Nous annoncions, hier, indique Le Petit Parisien, qu’un nouveau scandale venait d’éclater au quai d’Orsay et que plusieurs personnes, dont un haut fonctionnaire, étaient compromises dans cette affaire. Cette nouvelle était rigoureusement exacte, car le haut fonctionnaire dont il s’agissait, M. Frantz Hamon, directeur de la comptabilité aux Affaires étrangères, s’est constitué prisonnier dans l’après-midi, en apprenant qu’un mandat d’arrêt allait être lancé contre lui. Voici, sur ses origines, des détails précis.

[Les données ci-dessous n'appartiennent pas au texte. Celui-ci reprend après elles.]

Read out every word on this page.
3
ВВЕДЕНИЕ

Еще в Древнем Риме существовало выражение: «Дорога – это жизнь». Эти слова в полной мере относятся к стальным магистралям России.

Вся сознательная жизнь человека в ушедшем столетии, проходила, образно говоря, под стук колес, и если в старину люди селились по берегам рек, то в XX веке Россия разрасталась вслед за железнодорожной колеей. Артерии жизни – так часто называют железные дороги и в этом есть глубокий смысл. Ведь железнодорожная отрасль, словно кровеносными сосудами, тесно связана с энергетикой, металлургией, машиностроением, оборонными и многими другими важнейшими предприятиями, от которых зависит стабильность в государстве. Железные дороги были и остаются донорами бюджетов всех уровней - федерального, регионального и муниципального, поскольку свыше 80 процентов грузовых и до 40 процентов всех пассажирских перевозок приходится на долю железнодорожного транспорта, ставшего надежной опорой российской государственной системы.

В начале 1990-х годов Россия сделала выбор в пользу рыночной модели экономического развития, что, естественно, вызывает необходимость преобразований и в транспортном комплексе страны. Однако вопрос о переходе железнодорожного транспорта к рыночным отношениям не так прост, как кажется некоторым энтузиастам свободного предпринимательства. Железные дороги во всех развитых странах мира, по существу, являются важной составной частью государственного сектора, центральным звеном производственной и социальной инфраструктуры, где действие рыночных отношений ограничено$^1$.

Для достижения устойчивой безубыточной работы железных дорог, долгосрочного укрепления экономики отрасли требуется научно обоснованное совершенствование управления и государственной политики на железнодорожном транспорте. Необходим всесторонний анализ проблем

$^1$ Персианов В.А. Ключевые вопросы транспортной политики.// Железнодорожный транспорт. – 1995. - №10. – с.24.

Frantz Hamon au sortir du cabinet du juge d'instruction

Frantz Hamon au sortir du
cabinet du juge d’instruction

Révision de comptes révélatrice
Il y a environ trois mois, M. Pichon, alors ministre des Affaires étrangères [Stéphen Pichon exerça cette fonction du 3 novembre 1910 au 2 mars 1911], fut informé que des irrégularités importantes paraissaient avoir été commises dans les services afférents à la direction de la comptabilité de son ministère. Discrètement, il chargea un inspecteur des finances de procéder à une vérification. L’enquête menée par ce fonctionnaire ne constata d’abord aucune erreur, aucun détournement. Néanmoins, il devait y avoir « quelque chose », et le ministre fit reprendre et approfondir cette révision des comptes. Il n’avait que trop raison : on dut en effet finalement reconnaître que la gestion de M. Frantz Hamon, directeur de la comptabilité, n’était pas irréprochable. Hier, ce haut fonctionnaire était, on le sait, convoqué devant le conseil des directeurs, dont nous avions annoncé la réunion, et qui était présidé par M. Cruppi, ministre des Affaires étrangères [Jean Cruppi exerça cette fonction du 2 mars au 27 juin 1911].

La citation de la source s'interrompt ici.